Methodology: A secondary analysis of data as evidence from the 2018 cross-sectional nationally representative sample of 21,447 women, with history of at least 1 birth in the last five years preceding the survey. CoC completion was the outcome variable while explanatory variables were classified as demographics and autonomous factors, obstetrics and health seeking behavior, economic and community factors. Descriptive statistics describes factors, forward stepwise regression was performed to identified associated variables at 10% cutoff point and were subsequently included in the full multilevel analysis based on the -2logL significance. A multilevel complementary-log-log model was performed to determine the associated factors with CoC completion. All analysis was performed using Stata version 17.0 for data science at 95% confidence level. 

Results: CoC coverage is 56.7% for optimal antenatal care, 37.4% for antenatal and skilled delivery, and 6.5% for CoC completion. However, completion is different by communities (4% in urban and 2.5% in rural). CoC completion was highest in Oyo subnational (4%) and lowest in Bayelsa state (<1%). Continuation and completion of maternity continuum of care are positively drive by; education (AOR=1.61, 95%CI=1.03–2.52), wealth (AOR=1.72, 95%CI=1.36 –2.18), healthcare decider (AOR=1.44, 95%CI=1.17–1.76) and tetanus toxoid vaccine taken in pregnancy (AOR=1.49, 95%CI=1.12–1.98) while traditional birth provider (AOR=0.04, 95%CI=0.02–0.07) negatively influenced CoC continuation and completion. intra-cluster correlation coefficient was 28.67% and 16.28% at the community and state level and thus justified the multilevel analysis.  

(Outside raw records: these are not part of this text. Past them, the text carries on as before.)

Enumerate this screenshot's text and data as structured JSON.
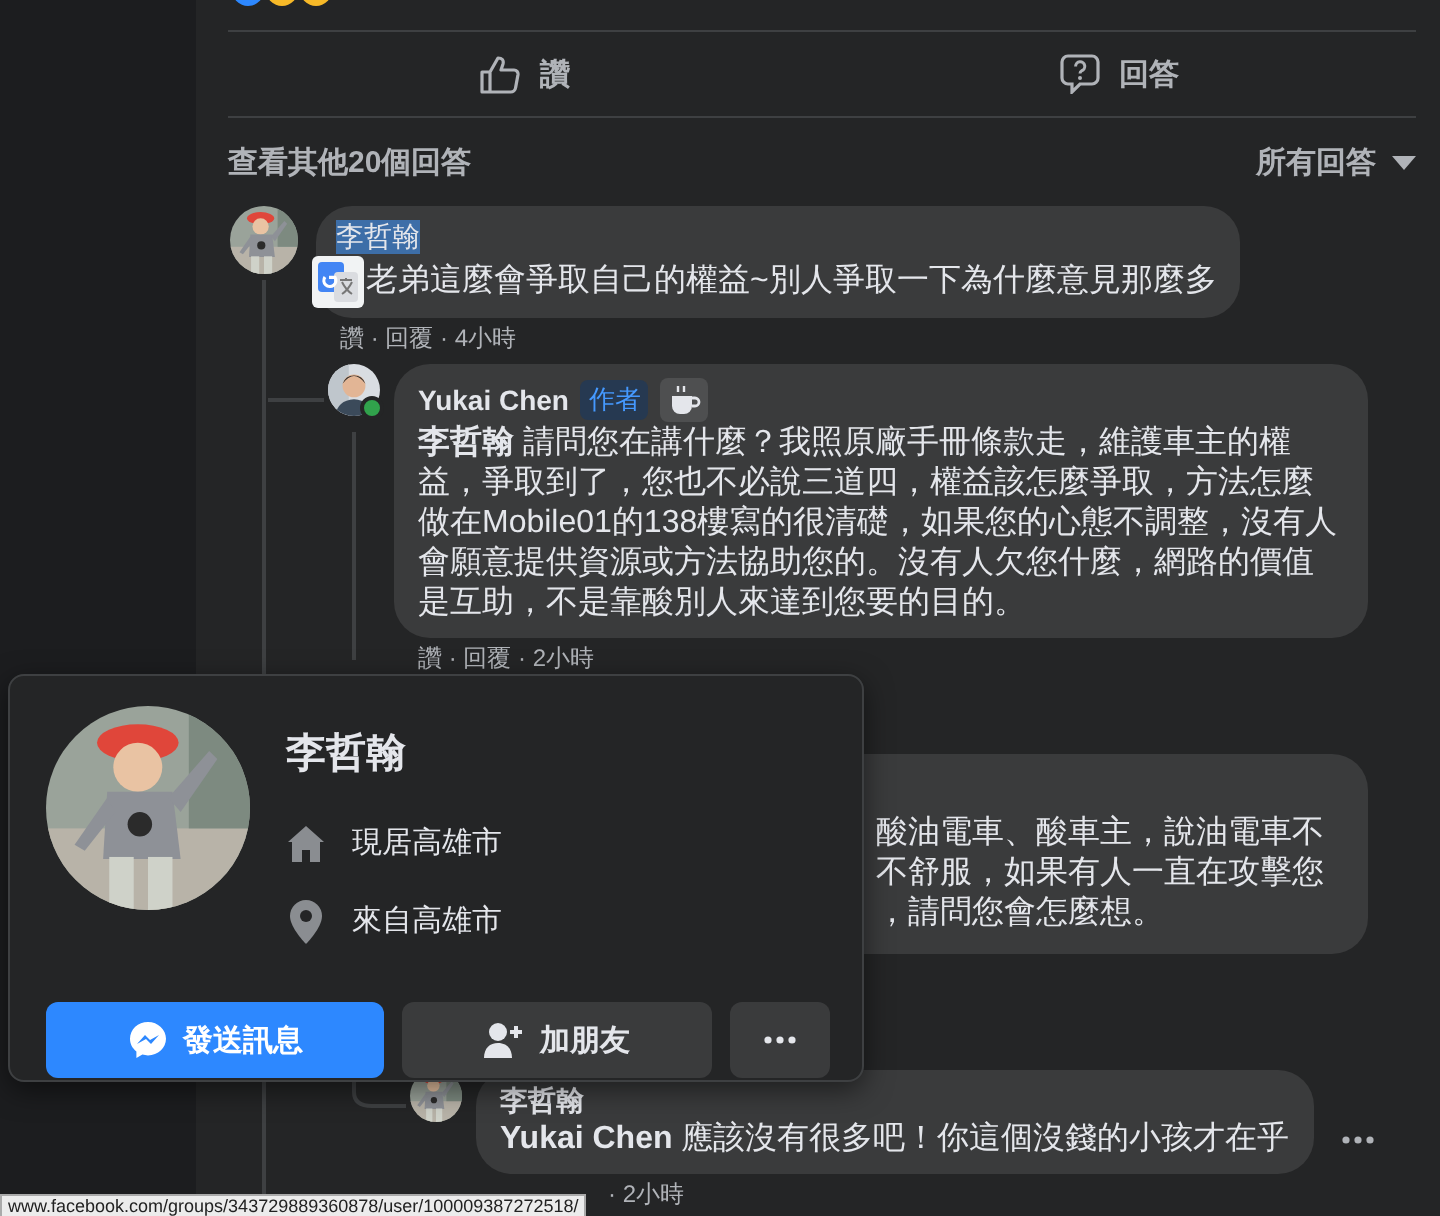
{
  "actions": [
    {
      "kind": "like",
      "label": "讚"
    },
    {
      "kind": "reply",
      "label": "回答"
    }
  ],
  "more_replies": {
    "label": "查看其他20個回答"
  },
  "sort": {
    "label": "所有回答"
  },
  "comments": [
    {
      "kind": "full",
      "author": "李哲翰",
      "name_highlighted": true,
      "translate_badge": true,
      "text": "老弟這麼會爭取自己的權益~別人爭取一下為什麼意見那麼多",
      "meta": "讚 · 回覆 · 4小時"
    },
    {
      "kind": "full",
      "author": "Yukai Chen",
      "online": true,
      "badge": "作者",
      "text": "**李哲翰** 請問您在講什麼？我照原廠手冊條款走，維護車主的權益，爭取到了，您也不必說三道四，權益該怎麼爭取，方法怎麼做在Mobile01的138樓寫的很清礎，如果您的心態不調整，沒有人會願意提供資源或方法協助您的。沒有人欠您什麼，網路的價值是互助，不是靠酸別人來達到您要的目的。",
      "meta": "讚 · 回覆 · 2小時"
    },
    {
      "kind": "partial",
      "lines": [
        "酸油電車、酸車主，說油電車不",
        "不舒服，如果有人一直在攻擊您",
        "，請問您會怎麼想。"
      ]
    },
    {
      "kind": "full",
      "author": "李哲翰",
      "text": "**Yukai Chen** 應該沒有很多吧！你這個沒錢的小孩才在乎",
      "meta": "· 2小時"
    }
  ],
  "hovercard": {
    "name": "李哲翰",
    "details": [
      {
        "kind": "home",
        "text": "現居高雄市"
      },
      {
        "kind": "place",
        "text": "來自高雄市"
      }
    ],
    "buttons": [
      {
        "kind": "message",
        "label": "發送訊息"
      },
      {
        "kind": "add_friend",
        "label": "加朋友"
      },
      {
        "kind": "more"
      }
    ]
  },
  "status_bar": {
    "url": "www.facebook.com/groups/343729889360878/user/100009387272518/"
  }
}
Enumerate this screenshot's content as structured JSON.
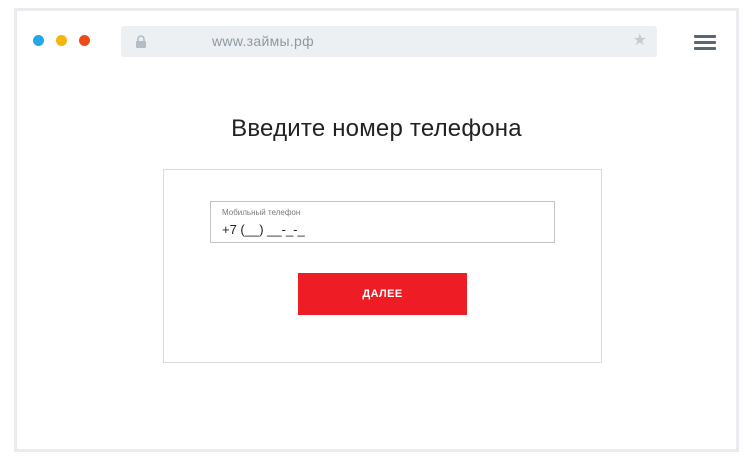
{
  "browser": {
    "url": "www.займы.рф",
    "window_controls": [
      "close-dot",
      "minimize-dot",
      "maximize-dot"
    ],
    "icons": [
      "lock-icon",
      "star-icon",
      "hamburger-menu-icon"
    ]
  },
  "page": {
    "title": "Введите номер телефона"
  },
  "form": {
    "phone_label": "Мобильный телефон",
    "phone_value": "+7 (__) __-_-_",
    "submit_label": "ДАЛЕЕ"
  },
  "colors": {
    "accent_button": "#ee1c25",
    "dot_blue": "#20a8e8",
    "dot_yellow": "#f6b60f",
    "dot_red": "#ec4b1a",
    "addressbar_bg": "#edf0f3"
  }
}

Conclusions: Level of maternity continuum of care completion is very low and far below the WHO recommended level in Nigeria. CoC Completion is different by urban and rural sub-communities. Education, wealth, women healthcare decision power and tetanus toxoid vaccination drives continuation and completion of maternity care between communities. Community-specific strategies incorporating these factors into maternity packages will be supreme to strengthen maternal, newborn and child health.